Career Peak – The point in an actor, actress or director’s career when they have given their best performance, reaching a point they will probably never match again!
The idea is to examine a person’s film or television career and decide when their career peak was; the moment that they gave their best performance or produced their best work. This could be with their first movie; it could also be yet to come.
Jeff Goldblum has the greatest mannerisms and gesticulation in Hollywood. His intonation, the way he expresses his dialogue with gestures and seems to pause perfectly to emphasise a point is part of the magic of the actor. Unfortunately for such a recognisable Hollywood face, Goldblum doesn’t have the career you’d expect. He is responsible for two very well-known characters in two of the biggest summer blockbusters but seems to have resigned himself to a support-player rather than a leading man.

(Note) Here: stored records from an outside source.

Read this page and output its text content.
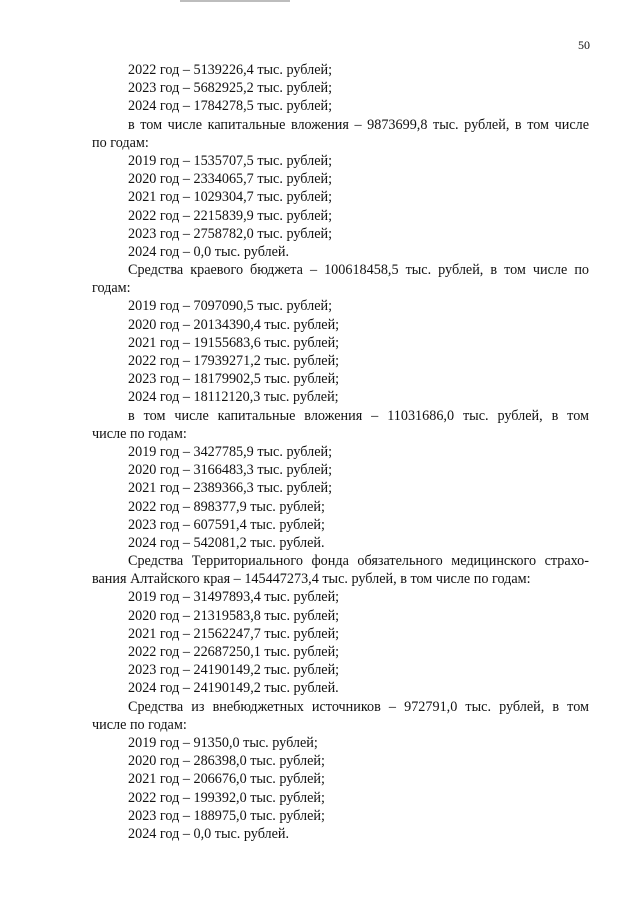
50
2022 год – 5139226,4 тыс. рублей;
2023 год – 5682925,2 тыс. рублей;
2024 год – 1784278,5 тыс. рублей;
в том числе капитальные вложения – 9873699,8 тыс. рублей, в том числе
по годам:
2019 год – 1535707,5 тыс. рублей;
2020 год – 2334065,7 тыс. рублей;
2021 год – 1029304,7 тыс. рублей;
2022 год – 2215839,9 тыс. рублей;
2023 год – 2758782,0 тыс. рублей;
2024 год – 0,0 тыс. рублей.
Средства краевого бюджета – 100618458,5 тыс. рублей, в том числе по
годам:
2019 год – 7097090,5 тыс. рублей;
2020 год – 20134390,4 тыс. рублей;
2021 год – 19155683,6 тыс. рублей;
2022 год – 17939271,2 тыс. рублей;
2023 год – 18179902,5 тыс. рублей;
2024 год – 18112120,3 тыс. рублей;
в том числе капитальные вложения – 11031686,0 тыс. рублей, в том
числе по годам:
2019 год – 3427785,9 тыс. рублей;
2020 год – 3166483,3 тыс. рублей;
2021 год – 2389366,3 тыс. рублей;
2022 год – 898377,9 тыс. рублей;
2023 год – 607591,4 тыс. рублей;
2024 год – 542081,2 тыс. рублей.
Средства Территориального фонда обязательного медицинского страхо-
вания Алтайского края – 145447273,4 тыс. рублей, в том числе по годам:
2019 год – 31497893,4 тыс. рублей;
2020 год – 21319583,8 тыс. рублей;
2021 год – 21562247,7 тыс. рублей;
2022 год – 22687250,1 тыс. рублей;
2023 год – 24190149,2 тыс. рублей;
2024 год – 24190149,2 тыс. рублей.
Средства из внебюджетных источников – 972791,0 тыс. рублей, в том
числе по годам:
2019 год – 91350,0 тыс. рублей;
2020 год – 286398,0 тыс. рублей;
2021 год – 206676,0 тыс. рублей;
2022 год – 199392,0 тыс. рублей;
2023 год – 188975,0 тыс. рублей;
2024 год – 0,0 тыс. рублей.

Jeff Goldblum – Career Peak: Independence Day
If you ask people to name Jeff Goldblum movies, three will come to people’s minds; Jurassic Park, Independence Day and maybe The Fly. In fact, The Fly was Jeff Goldblum’s first major role back in 1986 and although he will become a supporting artist in many other great and memorable movies, it wouldn’t be until Jurassic Park that his talents would seem to come to the forefront.
It isn’t that Goldblum didn’t headline any movies of his own, just that they are very forgettable. After The Fly Goldblum would go on to make movies such as Beyond Therapy, The Tall Guy, Mister Frost or Deep Cover. All these movies staring Goldblum at the forefront and all of which are forgettable.
It seems to be that Goldblum works best when his isn’t the focus of the film but part of a larger ensemble. This is where his role as Dr Ian Malcolm in Jurassic Park is perfect. Goldblum’s “rock-star” therapist isn’t the star of the movie, he certainly isn’t the hero, but his cool, skeptical and pessimistic character becomes one of the more memorable.
Unfortunately, Goldblum wouldn’t take advantage of this stellar success and another string of forgettable movies would come his way, from Hideaway to the Great White Hype. That is until he is cast as David Levinson in one of summer’s greatest blockbusters.
Independence Day had the perfect pairing of Goldblum and Will Smith. Both were the heroes of the movie and what Smith brought to the role in cockiness and bravado, Goldblum matched with nerves and brains. He managed to make his role as important as Smith’s and it is one that the actor has never bettered.
Even when he returned to the role of Ian Malcolm and fought against the dinosaurs once more in Jurassic Park: The Lost World, the movie didn’t really work. This is down to a combination of factors but one could be that Goldblum’s Malcolm wasn’t the hero people wanted, which was then rectified when Sam Neill returned for Jurassic Park 3.
Since his last major role and head-billing, Goldblum hasn’t ever caught that magic again. He offered able support in movies like Holy Man, Igby Goes Down and even the more recent Grand Budapest Hotel but none of these were his movies.
Even returning to his career peak hasn’t given Goldblum the success he probably would have hoped. Independence Day: Resurgence is a pale imitation of the original 1996 success and although Goldblum brings David back with all the effort and appeal that he did before, it isn’t enough to save the movie, or re-ignite a career which is treading water.
Overall, Jeff Goldblum has become one of Hollywood’s most recognsiable and reliable actors but done so on just a few key roles. Independence Day was his crowning glory but both Jurassic Parks has helped him stay in public consciousness. His film output is frequent but Goldblum is never the starring role, which is maybe something he actually prefers.